This month, I am so excited to profile one of my friends, Ross Lazear, of the University at Albany. You will never meet a person who is more enthusiastic about his work than Ross, and that enthusiasm transfers right into the numerous students who he has taught over the years. I have had the great privilege of getting to know Ross both personally and professionally during his time at UAlbany, attending minor league baseball games, talking about weather at meetings and conferences, and most recently, taking some of his students as interns to learn about forensic meteorology. And with that introduction, I will let Ross tell you about himself in his own words!

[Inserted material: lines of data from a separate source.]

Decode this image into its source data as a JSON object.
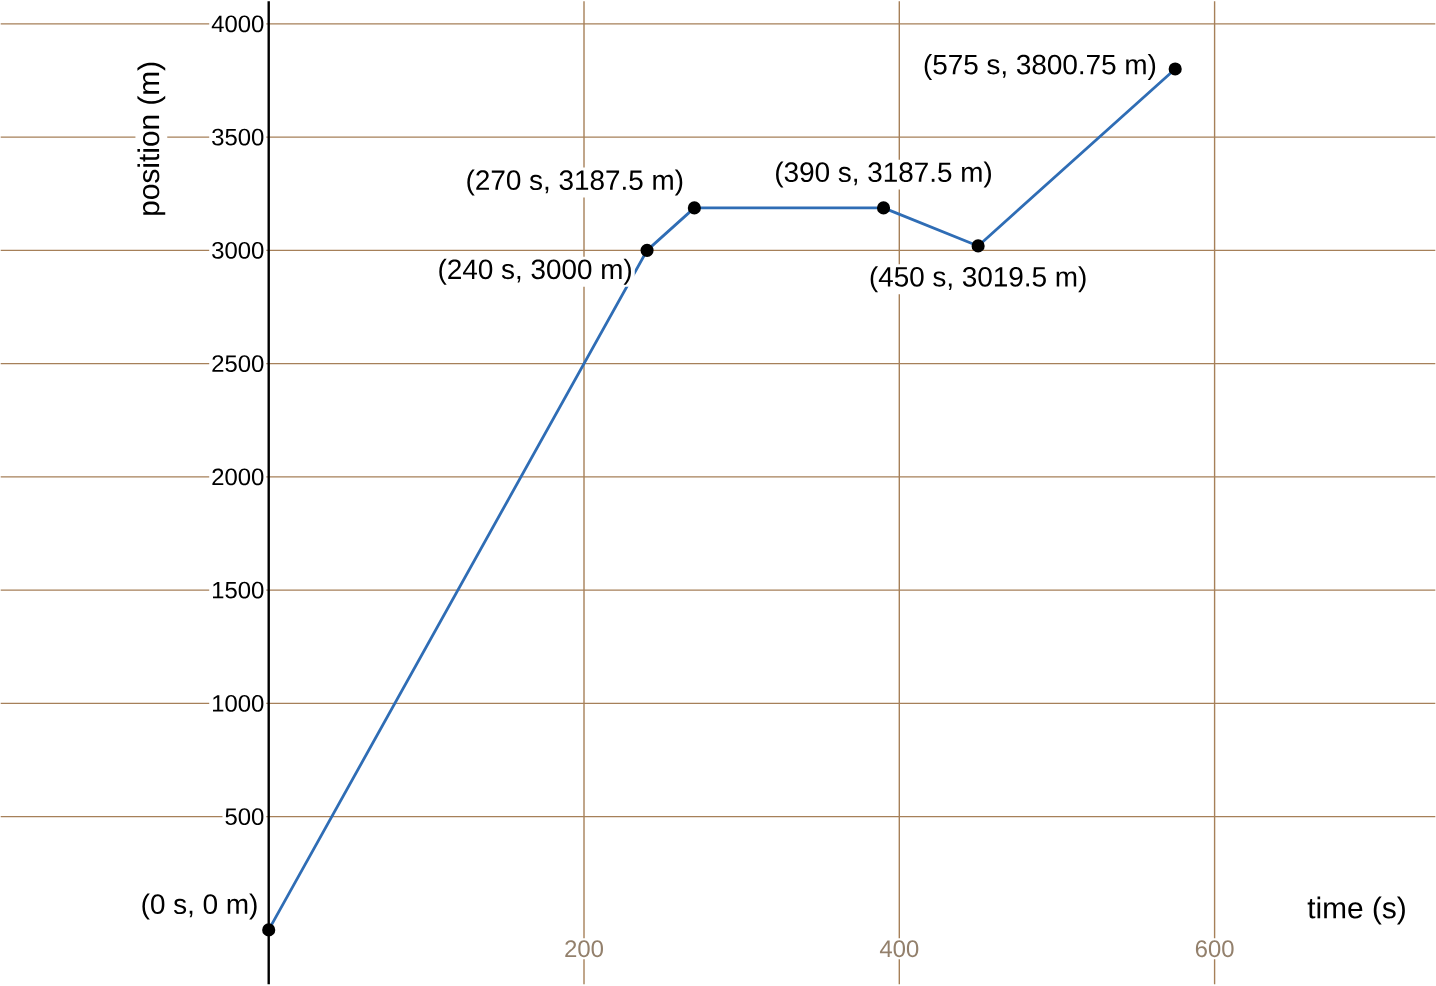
{
  "chart_data": {
    "type": "line",
    "xlabel": "time (s)",
    "ylabel": "position (m)",
    "x": [
      0,
      240,
      270,
      390,
      450,
      575
    ],
    "series": [
      {
        "color": "#2f6db5",
        "values": [
          0,
          3000,
          3187.5,
          3187.5,
          3019.5,
          3800.75
        ]
      }
    ],
    "xlim": [
      -170,
      740
    ],
    "ylim": [
      -240,
      4100
    ],
    "xticks": [
      200,
      400,
      600
    ],
    "yticks": [
      500,
      1000,
      1500,
      2000,
      2500,
      3000,
      3500,
      4000
    ],
    "grid": true,
    "marker": "circle",
    "line_style": "solid",
    "annotations": [
      {
        "text": "(0 s, 0 m)",
        "x": 0,
        "y": 0
      },
      {
        "text": "(240 s, 3000 m)",
        "x": 240,
        "y": 3000
      },
      {
        "text": "(270 s, 3187.5 m)",
        "x": 270,
        "y": 3187.5
      },
      {
        "text": "(390 s, 3187.5 m)",
        "x": 390,
        "y": 3187.5
      },
      {
        "text": "(450 s, 3019.5 m)",
        "x": 450,
        "y": 3019.5
      },
      {
        "text": "(575 s, 3800.75 m)",
        "x": 575,
        "y": 3800.75
      }
    ]
  }
}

Could you introduce yourself, and tell us a little bit about where you’re from and how you got into meteorology?
I’m originally from Long Lake, Minnesota, in the Minneapolis metro area. I like to say that it’s growing up in Minnesota that piqued my interest in meteorology. I remember a couple storms in particular that had me glued to the Weather Channel—the first was our great Halloween blizzard in 1991, where we had nearly 30 inches of snow, and I was much more excited about the snow than I was to go trick-or-treating. Secondly, the following summer we experienced an incredible line of thunderstorms overnight that caused a lot of damage in the Twin Cities. Running to the basement in the middle of the night with the sound of tornado sirens definitely had a profound impact on me.

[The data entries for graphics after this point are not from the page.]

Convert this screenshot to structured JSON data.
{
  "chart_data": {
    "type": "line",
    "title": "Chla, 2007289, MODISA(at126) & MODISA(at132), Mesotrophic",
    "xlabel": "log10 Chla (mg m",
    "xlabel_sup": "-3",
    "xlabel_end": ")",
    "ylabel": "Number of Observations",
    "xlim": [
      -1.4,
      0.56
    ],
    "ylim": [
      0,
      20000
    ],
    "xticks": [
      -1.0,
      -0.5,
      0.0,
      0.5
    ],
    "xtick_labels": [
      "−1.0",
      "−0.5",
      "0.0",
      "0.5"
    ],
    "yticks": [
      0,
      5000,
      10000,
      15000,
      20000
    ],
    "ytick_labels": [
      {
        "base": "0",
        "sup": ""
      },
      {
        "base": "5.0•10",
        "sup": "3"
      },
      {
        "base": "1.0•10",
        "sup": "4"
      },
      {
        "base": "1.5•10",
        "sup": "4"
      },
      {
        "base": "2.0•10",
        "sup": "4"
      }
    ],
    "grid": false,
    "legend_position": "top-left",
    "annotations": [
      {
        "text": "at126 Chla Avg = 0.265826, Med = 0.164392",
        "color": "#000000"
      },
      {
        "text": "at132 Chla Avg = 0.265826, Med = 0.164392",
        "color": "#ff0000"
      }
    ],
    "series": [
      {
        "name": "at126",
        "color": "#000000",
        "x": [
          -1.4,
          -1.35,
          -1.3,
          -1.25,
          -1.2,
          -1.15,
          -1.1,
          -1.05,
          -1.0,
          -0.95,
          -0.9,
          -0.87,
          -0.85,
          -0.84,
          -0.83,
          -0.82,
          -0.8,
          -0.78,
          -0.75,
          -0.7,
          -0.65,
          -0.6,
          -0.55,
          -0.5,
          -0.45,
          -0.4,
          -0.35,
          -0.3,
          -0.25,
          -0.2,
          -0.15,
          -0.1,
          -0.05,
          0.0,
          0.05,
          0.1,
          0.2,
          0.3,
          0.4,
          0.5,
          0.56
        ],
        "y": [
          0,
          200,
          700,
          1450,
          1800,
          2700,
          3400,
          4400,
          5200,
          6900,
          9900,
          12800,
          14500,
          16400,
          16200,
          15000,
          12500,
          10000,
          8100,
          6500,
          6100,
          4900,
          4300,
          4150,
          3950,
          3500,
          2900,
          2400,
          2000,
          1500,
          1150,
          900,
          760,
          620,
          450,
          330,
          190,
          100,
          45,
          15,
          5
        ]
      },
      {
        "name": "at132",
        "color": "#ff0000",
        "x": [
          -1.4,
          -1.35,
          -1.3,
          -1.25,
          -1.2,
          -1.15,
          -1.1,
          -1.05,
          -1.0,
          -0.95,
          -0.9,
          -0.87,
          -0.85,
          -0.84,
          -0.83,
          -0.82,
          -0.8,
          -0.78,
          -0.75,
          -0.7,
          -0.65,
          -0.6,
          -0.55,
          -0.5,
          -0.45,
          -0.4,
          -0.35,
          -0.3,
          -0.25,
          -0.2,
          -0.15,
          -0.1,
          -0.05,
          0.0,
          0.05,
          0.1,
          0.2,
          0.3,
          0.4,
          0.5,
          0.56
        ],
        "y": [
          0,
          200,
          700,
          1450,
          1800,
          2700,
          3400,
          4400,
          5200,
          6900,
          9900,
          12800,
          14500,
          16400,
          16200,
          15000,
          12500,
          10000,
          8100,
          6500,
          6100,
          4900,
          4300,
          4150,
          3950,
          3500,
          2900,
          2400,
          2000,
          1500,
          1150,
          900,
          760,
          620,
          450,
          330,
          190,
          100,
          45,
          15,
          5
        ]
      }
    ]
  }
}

What is/are your current position(s)?
I’m an instructor in the Department of Atmospheric and Environmental Sciences at the University at Albany, SUNY.
What is your work day like?
I teach courses on severe weather, weather forecasting, meteorological data, and data visualization. Other than teaching, I work with students on research projects, am involved with recruitment events, make daily weather forecasts for UAlbany (and when weather might affect classes or events), and am involved with various administrative roles in our undergraduate program. I also really enjoy taking time to chat with my students (sometimes distracting them from their own work!), and my excellent colleagues.
How did you get to your current position?
I received my Bachelor’s from the University of Wisconsin–Madison in 2005, and my Master’s also from Wisconsin in 2007. After a brief stint working with a Wisconsin professor on setting up climate models, I started working at UAlbany in my current position in May 2008.
What is the best thing about your job?
I love interacting with our fantastic students. It is so exciting and rewarding to see them grow—especially since I often have them in my freshman seminar, and it’s great to see the progress they’ve made by the time they graduate. I also simply enjoy getting to know our students; we’re fortunate to have such a bright, enthusiastic group here at UAlbany, and teaching them about the weather—a subject I love—makes my job incredibly rewarding.
What is one goal you are working towards right now?
While not necessary a goal, per se, I’m really looking forward to working with my first graduate student in a co-advisement role. We have a really unique project that combines meteorological observations with models to better understand how to forecast major weather events in complex terrain. It’s a challenging problem, but it should be a fun project to work on.
What are some things you do in your free time?
In the summer, I’m really into biking and swimming, and occasionally hiking (I love the natural beauty of this part of the country!). I also love music and film. Of course, running outside to watch exciting weather roll through Albany (and storm chasing) is a personal favorite.
If a kid walked up and asked for advice and you only had a few minutes to give ‘em your best tip, what would it be?
Don’t be afraid to ask questions! It’s OK to not know the answer to something; chances are that you’re not the only one (and even if you are, you should still ask!); if you don’t ask, then you won’t learn, and it shows an instructor or colleague that you’re interested!
What is the coolest experience you have had thus far in your career (life?)
I love being out in the elements, and chasing storms in the Plains is an amazing, awe-inspiring experience. I think I’m a very visual person, and watching huge, rotating storms develop with constantly changing light is incredible. It’s also neat to have first studied the physical processes that create rotating storms and tornadoes in the classroom, and then witness those processes in person.
What is the best piece of advice you’ve ever gotten?
This is sort of advice that I’ve heard from atmospheric scientists quite a bit over the years. A lot of people in academia feel some form of impostor syndrome at some point in their studies or career—that is, a feeling that they really aren’t qualified or smart enough for work they’ve been chosen for. I took me a while to realize that nearly everyone feels this to some extent (myself *definitely* included)! This follows along with my answer to an earlier question; it’s OK to not to the answers, and OK to ask. Sometimes we feel like everyone else is an expert, and we’re not, but we all have our own strengths and weaknesses, and it’s really important to realize that.